When we ask our clients whether they have registered their marriages, often they say no. When we ask women why they have not registered their marriages, they usually say, “because this [Islamic nikāḥ] is the more important one”… And when we ask [clients] whether it rang alarm bells to have not affirmed their [legal] rights, some say, “no, we didn’t register it because we didn’t get round to it.” Some people say “it is a good thing that we did not get round to [registering our marriage], because now it is divorce time, and if we had married it would have cost us so much money and time.
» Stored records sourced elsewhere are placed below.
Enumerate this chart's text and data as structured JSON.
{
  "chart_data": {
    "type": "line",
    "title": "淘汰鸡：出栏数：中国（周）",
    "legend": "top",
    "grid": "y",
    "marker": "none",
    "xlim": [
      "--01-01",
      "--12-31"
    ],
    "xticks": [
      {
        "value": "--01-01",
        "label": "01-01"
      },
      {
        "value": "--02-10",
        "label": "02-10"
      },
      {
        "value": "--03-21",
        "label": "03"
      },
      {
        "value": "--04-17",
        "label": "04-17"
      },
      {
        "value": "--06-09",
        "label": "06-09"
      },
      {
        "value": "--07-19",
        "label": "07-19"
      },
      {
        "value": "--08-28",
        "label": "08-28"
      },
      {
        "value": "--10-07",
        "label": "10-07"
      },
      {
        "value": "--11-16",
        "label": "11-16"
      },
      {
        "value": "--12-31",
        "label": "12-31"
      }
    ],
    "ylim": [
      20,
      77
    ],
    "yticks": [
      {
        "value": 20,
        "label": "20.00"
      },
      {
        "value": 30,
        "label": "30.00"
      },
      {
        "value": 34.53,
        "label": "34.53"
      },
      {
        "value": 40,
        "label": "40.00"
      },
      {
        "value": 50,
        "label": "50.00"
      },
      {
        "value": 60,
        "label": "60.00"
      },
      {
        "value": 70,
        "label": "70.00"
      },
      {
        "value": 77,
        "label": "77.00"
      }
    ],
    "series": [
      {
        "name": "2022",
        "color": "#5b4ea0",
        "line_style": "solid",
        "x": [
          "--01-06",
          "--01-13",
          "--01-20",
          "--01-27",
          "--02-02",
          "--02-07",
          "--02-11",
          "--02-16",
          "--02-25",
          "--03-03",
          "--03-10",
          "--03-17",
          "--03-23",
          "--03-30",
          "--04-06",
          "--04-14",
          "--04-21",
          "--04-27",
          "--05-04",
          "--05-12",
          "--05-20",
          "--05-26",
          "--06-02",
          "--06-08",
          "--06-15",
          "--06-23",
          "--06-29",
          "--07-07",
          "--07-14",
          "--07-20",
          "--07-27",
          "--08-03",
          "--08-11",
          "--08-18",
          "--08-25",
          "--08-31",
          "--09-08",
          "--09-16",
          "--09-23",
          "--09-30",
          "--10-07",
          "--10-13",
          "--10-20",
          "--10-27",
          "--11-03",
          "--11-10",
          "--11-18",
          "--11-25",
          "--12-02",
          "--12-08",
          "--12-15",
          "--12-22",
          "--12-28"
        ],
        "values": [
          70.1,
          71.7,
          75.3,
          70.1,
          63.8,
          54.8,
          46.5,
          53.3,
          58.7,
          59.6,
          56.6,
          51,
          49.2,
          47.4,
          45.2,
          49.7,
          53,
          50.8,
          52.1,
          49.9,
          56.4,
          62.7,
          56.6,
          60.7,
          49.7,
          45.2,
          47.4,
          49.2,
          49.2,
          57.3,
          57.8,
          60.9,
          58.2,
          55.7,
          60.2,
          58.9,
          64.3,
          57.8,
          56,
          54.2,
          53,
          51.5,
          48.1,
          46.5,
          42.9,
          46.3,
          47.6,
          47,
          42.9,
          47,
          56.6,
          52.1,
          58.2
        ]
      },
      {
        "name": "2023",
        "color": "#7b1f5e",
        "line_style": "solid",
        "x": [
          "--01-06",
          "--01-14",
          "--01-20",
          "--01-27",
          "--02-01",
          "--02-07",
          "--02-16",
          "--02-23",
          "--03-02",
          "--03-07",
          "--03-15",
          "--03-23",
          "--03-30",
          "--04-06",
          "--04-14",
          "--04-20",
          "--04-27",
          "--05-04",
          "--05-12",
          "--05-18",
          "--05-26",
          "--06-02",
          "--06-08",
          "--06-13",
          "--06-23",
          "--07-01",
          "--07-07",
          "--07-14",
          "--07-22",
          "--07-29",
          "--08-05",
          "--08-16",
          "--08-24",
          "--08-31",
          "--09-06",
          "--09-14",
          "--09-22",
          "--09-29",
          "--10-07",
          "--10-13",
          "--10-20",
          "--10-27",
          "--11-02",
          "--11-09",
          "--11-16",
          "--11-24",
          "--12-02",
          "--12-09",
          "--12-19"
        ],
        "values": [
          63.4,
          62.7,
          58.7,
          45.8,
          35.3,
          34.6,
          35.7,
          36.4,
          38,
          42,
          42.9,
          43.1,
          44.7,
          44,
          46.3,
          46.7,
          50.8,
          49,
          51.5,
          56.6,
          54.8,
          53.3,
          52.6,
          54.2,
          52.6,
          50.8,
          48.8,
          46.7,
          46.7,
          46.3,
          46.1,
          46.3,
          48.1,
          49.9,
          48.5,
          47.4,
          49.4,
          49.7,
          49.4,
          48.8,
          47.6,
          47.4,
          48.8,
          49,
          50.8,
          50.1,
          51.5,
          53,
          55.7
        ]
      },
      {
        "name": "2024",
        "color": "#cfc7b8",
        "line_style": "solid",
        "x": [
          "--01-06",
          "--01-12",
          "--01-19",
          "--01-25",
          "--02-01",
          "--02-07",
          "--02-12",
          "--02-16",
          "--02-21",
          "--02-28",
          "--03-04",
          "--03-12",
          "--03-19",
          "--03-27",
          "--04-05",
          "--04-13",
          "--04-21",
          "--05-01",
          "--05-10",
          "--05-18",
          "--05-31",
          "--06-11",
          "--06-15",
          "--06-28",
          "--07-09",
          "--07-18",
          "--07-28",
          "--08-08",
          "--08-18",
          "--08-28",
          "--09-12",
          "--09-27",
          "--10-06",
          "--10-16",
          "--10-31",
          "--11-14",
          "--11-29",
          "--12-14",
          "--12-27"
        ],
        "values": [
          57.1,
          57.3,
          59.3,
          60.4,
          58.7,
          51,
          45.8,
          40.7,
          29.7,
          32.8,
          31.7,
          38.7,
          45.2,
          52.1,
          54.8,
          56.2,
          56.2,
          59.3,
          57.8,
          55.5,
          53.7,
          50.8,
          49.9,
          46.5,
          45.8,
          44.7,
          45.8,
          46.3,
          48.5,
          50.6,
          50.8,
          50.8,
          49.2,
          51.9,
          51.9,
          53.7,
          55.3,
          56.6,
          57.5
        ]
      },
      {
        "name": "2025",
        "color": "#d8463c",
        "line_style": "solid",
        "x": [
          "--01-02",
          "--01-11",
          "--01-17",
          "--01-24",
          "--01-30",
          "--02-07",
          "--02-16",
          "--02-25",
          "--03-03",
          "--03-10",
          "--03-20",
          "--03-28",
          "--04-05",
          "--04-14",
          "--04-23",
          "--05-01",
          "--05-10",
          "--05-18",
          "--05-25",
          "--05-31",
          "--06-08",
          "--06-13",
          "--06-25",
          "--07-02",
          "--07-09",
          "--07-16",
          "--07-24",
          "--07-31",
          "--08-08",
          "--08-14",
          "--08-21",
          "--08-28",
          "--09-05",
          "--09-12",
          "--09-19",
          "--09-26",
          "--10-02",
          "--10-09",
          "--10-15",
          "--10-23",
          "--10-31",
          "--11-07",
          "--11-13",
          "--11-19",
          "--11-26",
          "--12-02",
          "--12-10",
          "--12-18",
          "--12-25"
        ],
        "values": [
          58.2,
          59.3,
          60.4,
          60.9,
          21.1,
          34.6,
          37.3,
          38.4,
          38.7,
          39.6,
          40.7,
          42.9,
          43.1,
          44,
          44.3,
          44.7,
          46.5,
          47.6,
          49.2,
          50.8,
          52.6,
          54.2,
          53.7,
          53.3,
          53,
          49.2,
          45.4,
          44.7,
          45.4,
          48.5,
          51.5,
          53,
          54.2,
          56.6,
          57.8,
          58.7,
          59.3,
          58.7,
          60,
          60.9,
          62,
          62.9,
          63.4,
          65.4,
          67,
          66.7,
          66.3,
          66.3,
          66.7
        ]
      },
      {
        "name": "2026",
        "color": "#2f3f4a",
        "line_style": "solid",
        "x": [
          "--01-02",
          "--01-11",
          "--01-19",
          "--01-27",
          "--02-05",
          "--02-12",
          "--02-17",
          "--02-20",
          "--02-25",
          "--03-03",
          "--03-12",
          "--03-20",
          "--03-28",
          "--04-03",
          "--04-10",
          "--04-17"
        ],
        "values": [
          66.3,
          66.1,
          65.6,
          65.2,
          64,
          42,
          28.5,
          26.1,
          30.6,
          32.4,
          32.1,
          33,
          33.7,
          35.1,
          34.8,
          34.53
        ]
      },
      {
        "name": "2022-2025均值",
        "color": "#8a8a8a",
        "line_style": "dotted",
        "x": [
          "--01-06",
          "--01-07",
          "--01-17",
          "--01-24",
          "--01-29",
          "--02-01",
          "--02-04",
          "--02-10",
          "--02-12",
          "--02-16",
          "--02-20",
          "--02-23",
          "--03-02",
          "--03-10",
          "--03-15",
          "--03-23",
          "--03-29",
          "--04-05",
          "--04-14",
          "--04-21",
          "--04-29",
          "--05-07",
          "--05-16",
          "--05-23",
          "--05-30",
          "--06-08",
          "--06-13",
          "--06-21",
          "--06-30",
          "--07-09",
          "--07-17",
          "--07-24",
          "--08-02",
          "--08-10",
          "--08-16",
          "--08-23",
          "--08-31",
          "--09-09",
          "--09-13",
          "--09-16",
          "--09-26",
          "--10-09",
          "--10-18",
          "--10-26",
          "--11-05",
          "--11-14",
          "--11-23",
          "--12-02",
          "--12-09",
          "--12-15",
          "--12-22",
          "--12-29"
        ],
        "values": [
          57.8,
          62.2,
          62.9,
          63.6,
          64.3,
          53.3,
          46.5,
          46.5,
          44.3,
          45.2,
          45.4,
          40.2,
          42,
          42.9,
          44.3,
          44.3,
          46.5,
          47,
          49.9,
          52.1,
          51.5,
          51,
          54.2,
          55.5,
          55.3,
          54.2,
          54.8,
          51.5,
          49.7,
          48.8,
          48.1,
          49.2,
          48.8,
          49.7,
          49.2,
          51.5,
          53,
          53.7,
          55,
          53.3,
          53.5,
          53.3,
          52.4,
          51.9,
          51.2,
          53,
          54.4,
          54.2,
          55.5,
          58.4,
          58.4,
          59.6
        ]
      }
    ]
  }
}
This way, we can now finish it, move on, and marry somebody else.” […] We had a [client who was a female] lawyer to whom we asked “why did you not register your marriage?” She said, “if I had, I would be ruined by now.” There was another woman who said “I have just as many assets [as my husband], I don’t want to.” As things stand, our council encourages people to register their marriage, or at least, considers that they should be aware [of the consequences if they don’t].
Some people try to put pressure on the individual members [of the Shari‘ah Council], or on the committee of the mosque, but we are not aligned to anyone […] I would not be there if we were. We each have our individual intellects, and as a panel we come to decisions, and we will not be pressured.
I have limited experience of the other [shari‘ah] councils, but I have been told that women now do sit on some of them. Now that there is a Board of Shari‘ah Councils, we are trying to work together, to see how each of us is working. This is the point of the Board: to standardise practices and improve ourselves. We have standardised the forms that we use, and we use both the logo of our own council and of the Board of Shari‘ah Councils. So we are engaging with this kind of standardisation.
When it comes to theological arguments, we try to contextualise what we are doing within Britain. While we are aware of what is going on abroad, in Europe or in Pakistan or elsewhere, this is not our primary concern. The majority of people [that we assist] see themselves as British: they do not think of themselves as being from elsewhere and are trying to do what they can within Britain. So if we are to find a way for the shari‘ah councils to work together, to work within the legal system, then maybe there is a way forward. We need solid answers and proposals for how shari‘ahmight work within our legal system, so that we can move forward together as a society.’